The cabinet yesterday approved extending the Smart Visa scheme to cover a total of 18 targeted industries, up from the existing 13, aiming to entice skilled workers, investors, executives and entrepreneurs to work or invest in Thailand.
According to government spokesman Anucha Burapachaisri, the additional industries are national defence; those that facilitate the circular economy directly and significantly, such as fuel production from waste and water resources management; aviation and aerospace; technology innovation and startup ecosystem management; and targeted technology development and international business centres.
Over the past five years, Thailand has launched a series of initiatives to drive the economy through innovation.
In a move to attract talent and technologies with a view to further developing its targeted S-curve industries, the government designed the Smart Visa programme to enhance Thailand's attractiveness in drawing science and technology experts, senior executives, investors and startups. The programme was launched on Feb 1, 2018.
The Smart Visa is offered to foreign experts, executives, entrepreneurs and investors who wish to enter Thailand to work or invest in 13 S-curve industries.
The 13 existing targeted industries are: next-generation automotive; affluent, medical and wellness tourism; agriculture and biotechnology; aviation and logistics; biofuels and biochemicals; digital; medical hub; smart electronics; food for the future; automation, robotics and alternative dispute resolution; human resources development in science and technology; and environmental management; renewable energy.
Smart Visa holders are granted a maximum four-year stay, an exemption from the work permit requirement and are entitled to additional privileges.
In a related development, Danucha Pichayanan, secretary-general of the National Economic and Social Development Council, said on the sidelines of the weekly cabinet meeting the nation's economy remains on course to grow, supported by foreign direct investment (FDI), which is recovering after the easing of Covid-19 outbreaks.
The state planning unit's chief said FDI is expected to continue, as indicated by a large-scale investment by Chinese electric car manufacturer BYD in Thailand.
In addition, Mr Danucha said the country can expect more large-scale investments from world-class digital firms.
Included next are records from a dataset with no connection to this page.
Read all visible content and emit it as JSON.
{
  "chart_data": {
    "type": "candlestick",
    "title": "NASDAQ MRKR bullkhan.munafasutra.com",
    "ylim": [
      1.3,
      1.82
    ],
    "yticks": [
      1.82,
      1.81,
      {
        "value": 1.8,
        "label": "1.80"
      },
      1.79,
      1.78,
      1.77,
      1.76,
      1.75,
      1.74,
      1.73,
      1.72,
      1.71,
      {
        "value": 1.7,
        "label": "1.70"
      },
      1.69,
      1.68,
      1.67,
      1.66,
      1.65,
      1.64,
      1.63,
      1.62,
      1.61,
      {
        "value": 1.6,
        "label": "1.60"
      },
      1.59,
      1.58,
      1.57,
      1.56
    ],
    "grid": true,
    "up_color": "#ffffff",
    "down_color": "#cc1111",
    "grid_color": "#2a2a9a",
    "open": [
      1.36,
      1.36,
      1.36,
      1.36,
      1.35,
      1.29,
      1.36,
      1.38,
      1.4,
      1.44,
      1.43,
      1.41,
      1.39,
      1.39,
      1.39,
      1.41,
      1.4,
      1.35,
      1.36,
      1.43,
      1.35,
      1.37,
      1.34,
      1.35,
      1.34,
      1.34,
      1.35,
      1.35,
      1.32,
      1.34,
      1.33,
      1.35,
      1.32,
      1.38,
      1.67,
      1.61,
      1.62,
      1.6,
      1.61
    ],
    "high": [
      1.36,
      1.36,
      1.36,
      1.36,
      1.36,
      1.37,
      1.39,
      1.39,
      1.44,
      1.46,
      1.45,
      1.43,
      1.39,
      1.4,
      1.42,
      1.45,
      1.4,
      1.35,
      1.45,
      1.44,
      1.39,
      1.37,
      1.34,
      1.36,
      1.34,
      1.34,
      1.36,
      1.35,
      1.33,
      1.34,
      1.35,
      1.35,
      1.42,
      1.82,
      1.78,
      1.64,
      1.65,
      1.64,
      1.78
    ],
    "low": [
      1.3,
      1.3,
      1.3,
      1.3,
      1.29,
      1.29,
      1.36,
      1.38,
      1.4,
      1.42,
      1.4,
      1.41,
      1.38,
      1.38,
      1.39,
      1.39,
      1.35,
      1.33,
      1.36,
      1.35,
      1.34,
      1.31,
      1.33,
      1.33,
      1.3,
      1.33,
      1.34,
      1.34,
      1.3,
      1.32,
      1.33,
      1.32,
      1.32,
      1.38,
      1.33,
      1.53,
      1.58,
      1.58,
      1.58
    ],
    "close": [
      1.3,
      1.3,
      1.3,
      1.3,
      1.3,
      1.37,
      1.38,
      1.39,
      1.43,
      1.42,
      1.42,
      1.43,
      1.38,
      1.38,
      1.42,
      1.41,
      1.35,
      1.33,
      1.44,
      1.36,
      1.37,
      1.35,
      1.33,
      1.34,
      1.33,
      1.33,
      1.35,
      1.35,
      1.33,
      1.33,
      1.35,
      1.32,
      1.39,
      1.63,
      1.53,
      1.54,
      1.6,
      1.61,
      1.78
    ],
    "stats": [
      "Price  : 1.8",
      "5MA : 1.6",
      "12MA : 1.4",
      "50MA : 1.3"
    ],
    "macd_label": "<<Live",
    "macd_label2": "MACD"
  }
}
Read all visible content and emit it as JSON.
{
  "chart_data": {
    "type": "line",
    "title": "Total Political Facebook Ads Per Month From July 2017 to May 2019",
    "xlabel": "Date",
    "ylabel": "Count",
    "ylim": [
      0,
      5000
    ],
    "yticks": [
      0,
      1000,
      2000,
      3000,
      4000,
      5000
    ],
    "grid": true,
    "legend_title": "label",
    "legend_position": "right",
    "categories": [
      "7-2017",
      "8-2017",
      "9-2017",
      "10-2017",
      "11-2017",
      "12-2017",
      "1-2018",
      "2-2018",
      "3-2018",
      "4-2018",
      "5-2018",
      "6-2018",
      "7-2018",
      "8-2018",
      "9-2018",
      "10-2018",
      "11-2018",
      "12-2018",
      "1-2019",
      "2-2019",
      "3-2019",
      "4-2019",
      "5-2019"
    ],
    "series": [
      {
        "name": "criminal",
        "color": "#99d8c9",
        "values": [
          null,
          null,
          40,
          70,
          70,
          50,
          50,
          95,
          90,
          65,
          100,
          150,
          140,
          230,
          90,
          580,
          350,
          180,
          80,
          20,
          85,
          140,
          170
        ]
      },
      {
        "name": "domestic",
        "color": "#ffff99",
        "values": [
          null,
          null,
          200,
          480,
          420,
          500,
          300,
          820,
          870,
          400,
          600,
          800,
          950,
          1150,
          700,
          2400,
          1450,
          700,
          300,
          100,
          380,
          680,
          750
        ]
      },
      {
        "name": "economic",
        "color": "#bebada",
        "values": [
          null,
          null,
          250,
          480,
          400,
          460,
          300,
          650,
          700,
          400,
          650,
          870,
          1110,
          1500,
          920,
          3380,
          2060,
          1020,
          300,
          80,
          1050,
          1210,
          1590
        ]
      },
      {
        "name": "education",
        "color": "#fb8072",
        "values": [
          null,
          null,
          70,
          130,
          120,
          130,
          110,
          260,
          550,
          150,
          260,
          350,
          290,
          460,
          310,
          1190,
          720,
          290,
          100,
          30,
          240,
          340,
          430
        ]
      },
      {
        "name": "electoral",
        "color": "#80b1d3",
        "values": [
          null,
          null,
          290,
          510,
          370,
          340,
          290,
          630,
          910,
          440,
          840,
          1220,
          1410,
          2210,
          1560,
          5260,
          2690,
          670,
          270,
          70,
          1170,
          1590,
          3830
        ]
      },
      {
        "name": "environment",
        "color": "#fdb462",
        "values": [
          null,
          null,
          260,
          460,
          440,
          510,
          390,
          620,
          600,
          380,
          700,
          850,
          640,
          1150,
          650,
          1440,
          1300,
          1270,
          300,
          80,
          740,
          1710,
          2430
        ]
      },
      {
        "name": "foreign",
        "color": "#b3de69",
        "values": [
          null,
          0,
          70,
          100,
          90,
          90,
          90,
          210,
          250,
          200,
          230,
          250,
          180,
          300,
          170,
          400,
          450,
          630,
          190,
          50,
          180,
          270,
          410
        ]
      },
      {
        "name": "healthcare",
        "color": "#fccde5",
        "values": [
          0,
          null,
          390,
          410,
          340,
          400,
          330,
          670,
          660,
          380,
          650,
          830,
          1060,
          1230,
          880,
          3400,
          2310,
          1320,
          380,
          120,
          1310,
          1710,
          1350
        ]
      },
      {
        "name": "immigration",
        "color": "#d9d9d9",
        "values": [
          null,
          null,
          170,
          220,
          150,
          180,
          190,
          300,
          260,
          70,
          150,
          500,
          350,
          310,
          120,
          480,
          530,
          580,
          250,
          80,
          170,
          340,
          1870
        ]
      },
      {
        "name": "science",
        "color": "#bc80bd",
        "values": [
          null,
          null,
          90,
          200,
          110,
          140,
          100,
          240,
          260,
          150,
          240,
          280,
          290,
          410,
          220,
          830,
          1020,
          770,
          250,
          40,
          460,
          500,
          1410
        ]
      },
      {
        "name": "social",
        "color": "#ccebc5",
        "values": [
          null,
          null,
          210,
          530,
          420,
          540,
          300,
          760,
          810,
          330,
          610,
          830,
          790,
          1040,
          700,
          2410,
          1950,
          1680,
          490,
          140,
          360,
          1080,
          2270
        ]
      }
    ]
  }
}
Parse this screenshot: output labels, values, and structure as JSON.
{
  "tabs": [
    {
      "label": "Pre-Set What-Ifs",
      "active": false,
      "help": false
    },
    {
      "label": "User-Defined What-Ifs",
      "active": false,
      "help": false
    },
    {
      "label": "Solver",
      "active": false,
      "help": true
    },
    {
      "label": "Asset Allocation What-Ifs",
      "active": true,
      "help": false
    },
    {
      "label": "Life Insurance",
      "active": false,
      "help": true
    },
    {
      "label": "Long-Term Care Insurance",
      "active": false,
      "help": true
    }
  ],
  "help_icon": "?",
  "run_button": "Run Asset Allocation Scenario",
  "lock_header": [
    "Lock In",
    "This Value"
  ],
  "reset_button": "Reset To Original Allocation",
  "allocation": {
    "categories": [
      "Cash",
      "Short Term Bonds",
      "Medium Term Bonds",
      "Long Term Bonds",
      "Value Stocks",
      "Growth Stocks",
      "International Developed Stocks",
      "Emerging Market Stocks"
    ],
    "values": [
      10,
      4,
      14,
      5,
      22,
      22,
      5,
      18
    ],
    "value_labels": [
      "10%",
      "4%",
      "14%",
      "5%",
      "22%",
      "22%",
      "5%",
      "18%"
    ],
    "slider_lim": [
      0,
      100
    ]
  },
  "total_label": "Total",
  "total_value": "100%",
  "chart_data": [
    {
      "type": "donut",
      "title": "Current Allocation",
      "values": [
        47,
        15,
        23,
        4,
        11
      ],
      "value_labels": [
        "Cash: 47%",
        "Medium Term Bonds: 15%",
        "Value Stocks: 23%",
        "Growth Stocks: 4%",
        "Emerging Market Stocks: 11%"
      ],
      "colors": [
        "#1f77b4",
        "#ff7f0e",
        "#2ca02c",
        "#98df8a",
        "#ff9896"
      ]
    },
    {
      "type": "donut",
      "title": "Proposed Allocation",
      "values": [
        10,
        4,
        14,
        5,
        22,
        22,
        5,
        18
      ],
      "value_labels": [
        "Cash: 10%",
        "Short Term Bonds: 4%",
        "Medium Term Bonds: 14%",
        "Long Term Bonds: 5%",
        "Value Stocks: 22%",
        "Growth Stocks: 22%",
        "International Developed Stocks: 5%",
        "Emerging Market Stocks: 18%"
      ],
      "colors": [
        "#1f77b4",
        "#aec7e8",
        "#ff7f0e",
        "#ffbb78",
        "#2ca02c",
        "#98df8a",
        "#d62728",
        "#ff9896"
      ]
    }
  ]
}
"We expect such large-scale foreign investment to continue over the next 2-3 years thanks to the government's support measures, including the long-term residence (LTR) visa scheme to lure wealthy foreigners and professionals to stay and work in Thailand," he said.
"This will help produce more sustainable revenue in the long term than is generated by tourism."
Mr Danucha said the greatest concern is the prospect of a global recession in 2023 and a likely general election next year, which may bring about changes to existing economic policies.
Thailand already has in place measures to lure wealthy foreigners and professionals as part of efforts to improve the economy.
The new LTR visa -- which kicked off on Sept 1 -- allows select non-Thais to stay in the kingdom for up to 10 years.
The visa offers a range of tax and non-tax benefits to attract new foreign residents, technologies and employees to stay or work in the country longer.